SeedingAlpha - Evan Huang

Quantitative funds have used satellite photos of parking lots to estimate retail foot traffic, and credit card transaction feeds to predict earnings before they’re announced. Alternative data is any unconventional signal that reflects economic activity before it shows up in official reports. SeedingAlpha applies that same framing to public torrent metadata: 61.5 million torrents, 710 million files, and 19 years of history (2004-2023) representing 123 TB of content — a granular record of global entertainment demand going back to the early internet.

The dataset is loaded into a DuckDB star schema and queried against Parquet files, making it tractable on a single machine without standing up a data warehouse.

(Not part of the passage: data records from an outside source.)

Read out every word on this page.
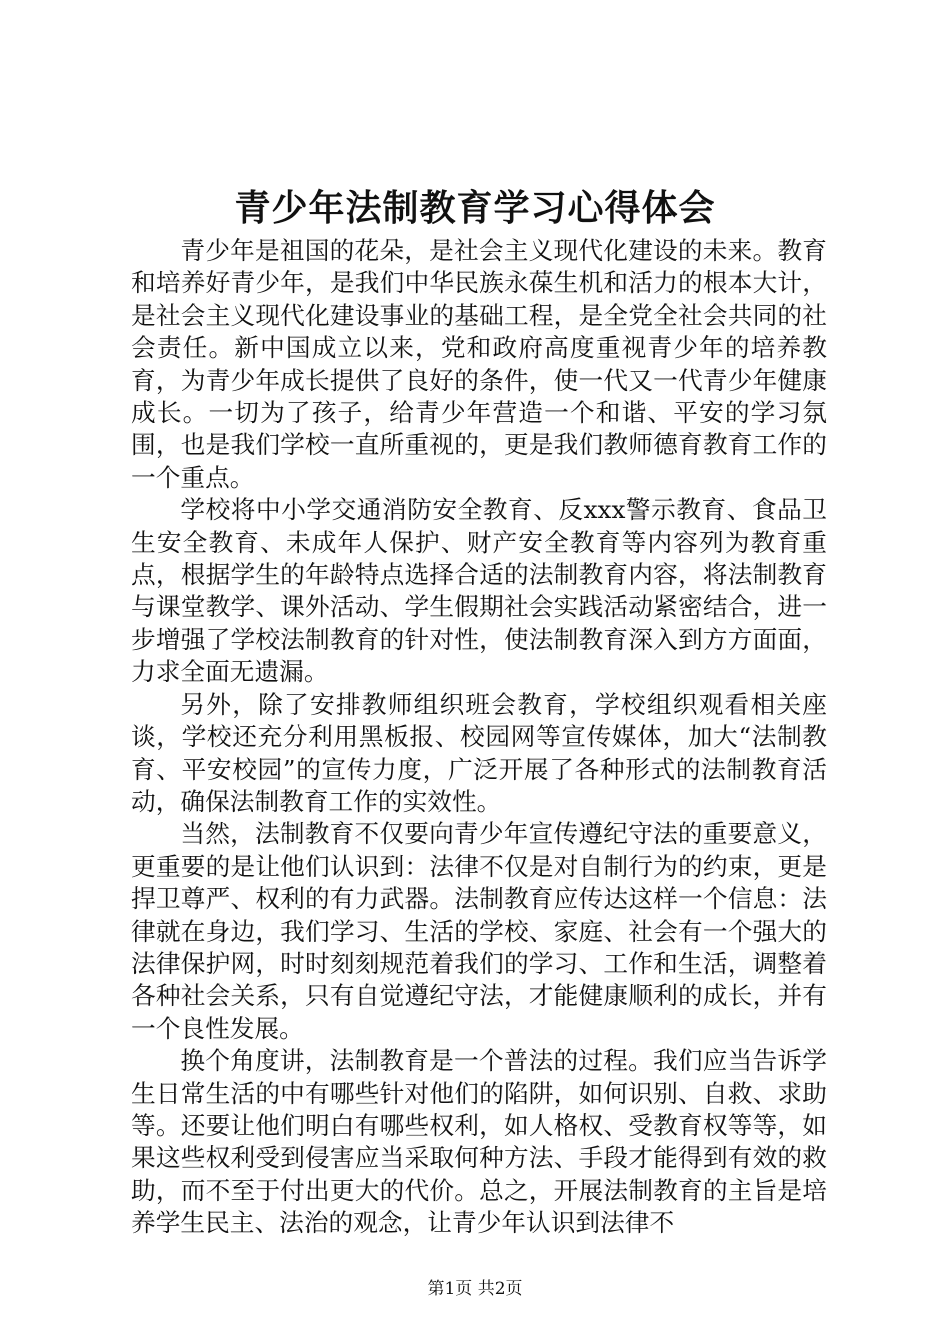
青少年法制教育学习心得体会

青少年是祖国的花朵，是社会主义现代化建设的未来。教育和培养好青少年，是我们中华民族永葆生机和活力的根本大计，是社会主义现代化建设事业的基础工程，是全党全社会共同的社会责任。新中国成立以来，党和政府高度重视青少年的培养教育，为青少年成长提供了良好的条件，使一代又一代青少年健康成长。一切为了孩子，给青少年营造一个和谐、平安的学习氛围，也是我们学校一直所重视的，更是我们教师德育教育工作的一个重点。

学校将中小学交通消防安全教育、反xxx警示教育、食品卫生安全教育、未成年人保护、财产安全教育等内容列为教育重点，根据学生的年龄特点选择合适的法制教育内容，将法制教育与课堂教学、课外活动、学生假期社会实践活动紧密结合，进一步增强了学校法制教育的针对性，使法制教育深入到方方面面，力求全面无遗漏。

另外，除了安排教师组织班会教育，学校组织观看相关座谈，学校还充分利用黑板报、校园网等宣传媒体，加大“法制教育、平安校园”的宣传力度，广泛开展了各种形式的法制教育活动，确保法制教育工作的实效性。

当然，法制教育不仅要向青少年宣传遵纪守法的重要意义，更重要的是让他们认识到：法律不仅是对自制行为的约束，更是捍卫尊严、权利的有力武器。法制教育应传达这样一个信息：法律就在身边，我们学习、生活的学校、家庭、社会有一个强大的法律保护网，时时刻刻规范着我们的学习、工作和生活，调整着各种社会关系，只有自觉遵纪守法，才能健康顺利的成长，并有一个良性发展。

换个角度讲，法制教育是一个普法的过程。我们应当告诉学生日常生活的中有哪些针对他们的陷阱，如何识别、自救、求助等。还要让他们明白有哪些权利，如人格权、受教育权等等，如果这些权利受到侵害应当采取何种方法、手段才能得到有效的救助，而不至于付出更大的代价。总之，开展法制教育的主旨是培养学生民主、法治的观念，让青少年认识到法律不

第1页 共2页
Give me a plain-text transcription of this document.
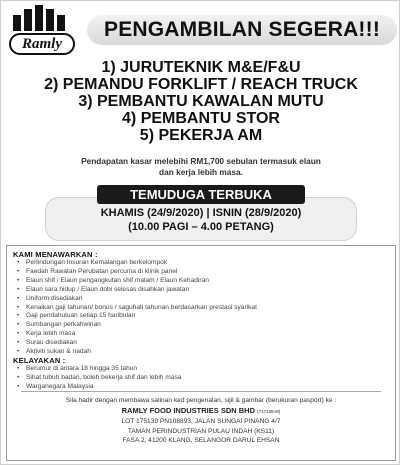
Ramly
PENGAMBILAN SEGERA!!!
1) JURUTEKNIK M&E/F&U
2) PEMANDU FORKLIFT / REACH TRUCK
3) PEMBANTU KAWALAN MUTU
4) PEMBANTU STOR
5) PEKERJA AM
Pendapatan kasar melebihi RM1,700 sebulan termasuk elaun
dan kerja lebih masa.
TEMUDUGA TERBUKA
KHAMIS (24/9/2020) | ISNIN (28/9/2020)
(10.00 PAGI – 4.00 PETANG)
KAMI MENAWARKAN :
• Perlindungan Insuran Kemalangan berkelompok
• Faedah Rawatan Perubatan percuma di klinik panel
• Elaun shif / Elaun pengangkutan shif malam / Elaun Kehadiran
• Elaun sara hidup / Elaun dobi selesas disahkan jawatan
• Uniform disediakan
• Kenaikan gaji tahunan/ bonus / saguhati tahunan berdasarkan prestasi syarikat
• Gaji pendahuluan setiap 15 haribulan
• Sumbangan perkahwinan
• Kerja lebih masa
• Surau disediakan
• Aktiviti sukan & riadah
KELAYAKAN :
• Berumur di antara 18 hingga 35 tahun
• Sihat tubuh badan, boleh bekerja shif dan lebih masa
• Warganegara Malaysia
Sila hadir dengan membawa salinan ked pengenalan, sijil & gambar (berukuran pasport) ke :
RAMLY FOOD INDUSTRIES SDN BHD (717126-M)
LOT 175139 PN108893, JALAN SUNGAI PINANG 4/7
TAMAN PERINDUSTRIAN PULAU INDAH (KS11)
FASA 2, 41200 KLANG, SELANGOR DARUL EHSAN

The bigger challenge is classification: torrent names are informal and inconsistent — release group tags, quality strings, codec identifiers, and episode numbering conventions all mixed together. A FastText classifier is bootstrapped from roughly 1,000 hand-labeled examples using regex-based labeling rules to expand training coverage to 50k+ samples, with a priority hierarchy that resolves cases where multiple rules match. The title normalizer that feeds into it achieves tested 90% accuracy across movie, TV, game, and software categories.

The financial layer joins torrent activity metrics against stock prices for entertainment companies (DIS, NFLX, WBD, PARA, EA) to run cross-correlation and lead/lag analysis, using SPY as a market control. I wanted to find out whether piracy volume predicts or follows changes in these companies’ valuations.